Go Ahead—Sleep With Your Kids - The urge is natural. Surrender to it. By Robert Wright
Go Ahead—Sleep With Your Kids - The urge is natural. Surrender to it. By Robert Wright
This morning we ran out of oil, and the house is cold. This triggered an astonishing but not uncommon reaction in me. Hopelessness. This is a very familiar feeling.
I fall into immediate despair and a feeling of being stuck in a pattern that I am unable to change.
I feel like I am being punished and that there is no way I can ever make up for whatever heinous thing I am guilty of.
No matter how good I try to be, I will inevitably end up cold and lonely.
I was born in on January 26 in Pennsylvania. Winter. After a nightmare of a birth experience - three days of induced labor - inflicted by the "expert" doctors for their convenience, my parents put me on one of these regimes like the experts in this article advise. Ferberised. Whatever. Leaving an infant out in the cold was said to be healthy, as was letting a baby cry until the next scheduled feeding.
I have recurring flashbacks of being in my carriage, cold, lonely, hungry and unable to do anything about it.
I continually have recreated this scenario in my life without realizing why. I feel ilke that is all I deserve.
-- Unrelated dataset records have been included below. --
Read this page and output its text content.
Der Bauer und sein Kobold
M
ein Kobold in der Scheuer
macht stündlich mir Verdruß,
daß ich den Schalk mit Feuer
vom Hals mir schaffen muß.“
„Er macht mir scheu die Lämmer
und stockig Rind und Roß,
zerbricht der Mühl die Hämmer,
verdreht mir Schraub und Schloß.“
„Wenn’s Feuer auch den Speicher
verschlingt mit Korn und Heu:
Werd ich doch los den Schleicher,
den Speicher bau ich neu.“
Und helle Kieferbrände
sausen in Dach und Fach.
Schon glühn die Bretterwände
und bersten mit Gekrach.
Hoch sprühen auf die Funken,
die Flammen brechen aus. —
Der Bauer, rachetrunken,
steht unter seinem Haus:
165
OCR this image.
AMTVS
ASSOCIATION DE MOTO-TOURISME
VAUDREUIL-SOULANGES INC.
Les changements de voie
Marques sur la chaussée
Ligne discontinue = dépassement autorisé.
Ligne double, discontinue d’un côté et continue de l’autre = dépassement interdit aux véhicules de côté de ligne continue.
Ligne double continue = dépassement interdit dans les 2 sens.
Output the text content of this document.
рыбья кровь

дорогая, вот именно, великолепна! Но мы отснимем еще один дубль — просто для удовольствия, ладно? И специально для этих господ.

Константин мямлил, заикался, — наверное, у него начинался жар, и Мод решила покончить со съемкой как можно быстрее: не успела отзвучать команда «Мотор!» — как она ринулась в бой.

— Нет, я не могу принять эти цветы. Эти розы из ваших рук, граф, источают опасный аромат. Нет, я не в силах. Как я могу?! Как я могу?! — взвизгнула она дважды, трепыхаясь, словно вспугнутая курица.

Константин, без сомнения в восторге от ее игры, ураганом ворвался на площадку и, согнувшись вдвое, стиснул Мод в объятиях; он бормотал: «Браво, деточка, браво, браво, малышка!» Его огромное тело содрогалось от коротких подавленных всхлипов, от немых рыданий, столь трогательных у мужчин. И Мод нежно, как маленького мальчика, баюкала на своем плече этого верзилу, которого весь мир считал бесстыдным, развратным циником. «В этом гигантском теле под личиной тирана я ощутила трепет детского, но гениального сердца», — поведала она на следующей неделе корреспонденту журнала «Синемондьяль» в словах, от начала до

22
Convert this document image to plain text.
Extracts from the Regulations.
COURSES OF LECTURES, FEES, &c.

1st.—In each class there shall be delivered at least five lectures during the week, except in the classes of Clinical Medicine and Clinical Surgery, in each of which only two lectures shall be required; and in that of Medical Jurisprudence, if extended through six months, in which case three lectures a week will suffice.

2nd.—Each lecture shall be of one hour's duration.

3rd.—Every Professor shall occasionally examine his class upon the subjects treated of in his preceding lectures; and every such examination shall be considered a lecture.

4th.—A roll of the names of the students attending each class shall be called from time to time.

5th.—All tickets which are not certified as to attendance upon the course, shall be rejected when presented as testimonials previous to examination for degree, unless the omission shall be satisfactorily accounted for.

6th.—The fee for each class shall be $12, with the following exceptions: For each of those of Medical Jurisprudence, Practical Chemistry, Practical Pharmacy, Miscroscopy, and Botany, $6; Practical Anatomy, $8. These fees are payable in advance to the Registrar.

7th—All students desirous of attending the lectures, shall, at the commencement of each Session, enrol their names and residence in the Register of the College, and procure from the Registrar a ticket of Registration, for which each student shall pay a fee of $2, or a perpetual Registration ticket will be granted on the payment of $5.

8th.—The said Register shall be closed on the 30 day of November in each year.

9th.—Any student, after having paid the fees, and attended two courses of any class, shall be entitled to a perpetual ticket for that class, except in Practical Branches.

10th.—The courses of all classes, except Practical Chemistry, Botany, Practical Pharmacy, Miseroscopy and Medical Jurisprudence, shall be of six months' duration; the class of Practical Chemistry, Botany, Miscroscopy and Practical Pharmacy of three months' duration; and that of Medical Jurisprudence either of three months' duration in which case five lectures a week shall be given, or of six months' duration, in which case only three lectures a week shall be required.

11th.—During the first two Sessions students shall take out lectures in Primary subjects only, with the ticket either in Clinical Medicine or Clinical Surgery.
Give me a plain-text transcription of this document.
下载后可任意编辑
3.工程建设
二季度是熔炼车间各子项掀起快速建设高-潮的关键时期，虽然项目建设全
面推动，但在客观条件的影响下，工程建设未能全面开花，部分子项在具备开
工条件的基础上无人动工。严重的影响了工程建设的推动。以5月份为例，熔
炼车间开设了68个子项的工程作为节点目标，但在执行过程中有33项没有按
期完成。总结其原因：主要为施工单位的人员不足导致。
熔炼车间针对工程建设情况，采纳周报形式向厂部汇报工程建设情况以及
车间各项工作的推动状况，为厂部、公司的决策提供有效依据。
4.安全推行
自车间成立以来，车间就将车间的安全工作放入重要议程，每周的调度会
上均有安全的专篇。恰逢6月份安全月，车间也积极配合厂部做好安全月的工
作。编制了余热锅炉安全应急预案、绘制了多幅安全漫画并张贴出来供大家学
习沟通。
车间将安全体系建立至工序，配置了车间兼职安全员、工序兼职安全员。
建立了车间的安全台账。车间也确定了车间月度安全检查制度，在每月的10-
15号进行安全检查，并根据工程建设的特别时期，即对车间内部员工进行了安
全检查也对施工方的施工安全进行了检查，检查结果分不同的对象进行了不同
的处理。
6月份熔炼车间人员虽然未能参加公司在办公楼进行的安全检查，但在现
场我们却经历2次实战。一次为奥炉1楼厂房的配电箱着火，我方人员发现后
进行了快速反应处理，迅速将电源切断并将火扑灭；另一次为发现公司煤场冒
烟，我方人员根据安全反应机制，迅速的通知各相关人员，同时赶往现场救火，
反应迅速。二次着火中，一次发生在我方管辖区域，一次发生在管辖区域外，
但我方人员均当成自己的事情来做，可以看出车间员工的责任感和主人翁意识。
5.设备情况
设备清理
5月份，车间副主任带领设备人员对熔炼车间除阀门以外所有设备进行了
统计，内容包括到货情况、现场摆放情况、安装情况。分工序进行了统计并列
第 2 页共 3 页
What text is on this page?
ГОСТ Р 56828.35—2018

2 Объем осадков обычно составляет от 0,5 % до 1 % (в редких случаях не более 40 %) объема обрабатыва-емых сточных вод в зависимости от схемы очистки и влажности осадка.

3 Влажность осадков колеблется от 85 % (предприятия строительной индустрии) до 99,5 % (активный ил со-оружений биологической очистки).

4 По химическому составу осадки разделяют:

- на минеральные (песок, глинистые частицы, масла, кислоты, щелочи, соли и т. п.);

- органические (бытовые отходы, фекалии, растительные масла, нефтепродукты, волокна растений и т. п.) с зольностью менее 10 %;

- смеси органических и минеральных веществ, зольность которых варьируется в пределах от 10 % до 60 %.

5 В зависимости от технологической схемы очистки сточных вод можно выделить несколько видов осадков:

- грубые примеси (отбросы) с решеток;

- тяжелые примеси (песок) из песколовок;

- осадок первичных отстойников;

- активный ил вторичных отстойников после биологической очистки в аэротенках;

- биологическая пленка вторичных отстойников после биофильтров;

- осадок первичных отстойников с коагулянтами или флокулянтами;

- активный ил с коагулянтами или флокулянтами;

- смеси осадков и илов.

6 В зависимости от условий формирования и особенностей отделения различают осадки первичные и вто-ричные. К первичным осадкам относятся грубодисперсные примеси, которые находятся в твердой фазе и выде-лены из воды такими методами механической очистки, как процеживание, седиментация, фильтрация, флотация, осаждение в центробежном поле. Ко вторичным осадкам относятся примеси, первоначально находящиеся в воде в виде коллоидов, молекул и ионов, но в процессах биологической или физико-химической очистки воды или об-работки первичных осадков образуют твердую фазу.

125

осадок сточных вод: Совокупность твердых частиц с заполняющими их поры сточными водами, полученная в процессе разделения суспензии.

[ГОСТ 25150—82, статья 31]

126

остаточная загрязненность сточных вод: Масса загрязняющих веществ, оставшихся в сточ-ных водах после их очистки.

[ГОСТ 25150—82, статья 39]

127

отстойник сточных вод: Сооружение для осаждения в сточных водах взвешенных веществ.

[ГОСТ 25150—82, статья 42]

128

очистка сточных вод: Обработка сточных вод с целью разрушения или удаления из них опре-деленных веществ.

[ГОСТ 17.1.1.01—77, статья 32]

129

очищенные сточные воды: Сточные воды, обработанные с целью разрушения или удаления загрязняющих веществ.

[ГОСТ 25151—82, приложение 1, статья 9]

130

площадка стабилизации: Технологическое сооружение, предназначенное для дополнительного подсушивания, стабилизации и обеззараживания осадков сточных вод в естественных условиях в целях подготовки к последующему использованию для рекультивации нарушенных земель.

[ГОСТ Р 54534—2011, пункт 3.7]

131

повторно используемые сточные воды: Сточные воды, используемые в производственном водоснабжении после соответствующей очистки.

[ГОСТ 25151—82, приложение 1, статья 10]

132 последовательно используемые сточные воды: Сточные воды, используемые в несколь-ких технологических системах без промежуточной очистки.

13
My parents, who must love me (right?) would not leave my out in the cold for long stretches of time unless I had done something wrong..
Therefor I must be unworthy. Maybe if I try harder? But there are no clues...
What to do?
Finally I retreat into my inner fantasy world where I am welcome and worthy and people delight to have me with them.
I spend more and more time in this fantasy world until now, I would much rather be there than in this world. Where are the joys of this realm?
If am fated to continually find myself cold and lonely, then what is the use? Maybe there is a heaven and I will find comfort there. A sincere welcome.
The guys want me to go to my brothers as it would be warm there, but my "little" self points out that the last time I went there for shelter, I was made to sleep out in the van in a blizzard because the woman who was living with him didn't want me in her house.
Another year is impending and I don't know if I want to bother at all.
When I had kids I did everything in my power to ensure that they would not experience this despair. I had natural childbirth, welcomed them in to the world and slept with them happily. They are all delightful humans, and feel connected to their world.
Reading the article above is dismaying. I thought these practices were in the distant past. These child-raising "experts" are evildoers who promote a cold, lifeless, despairing world. There is a "learned helplessness"when a child has no power to communicate and have his/her needs met. This in turn promotes dependence on "experts" and Voila! VICIOUS CIRCLE!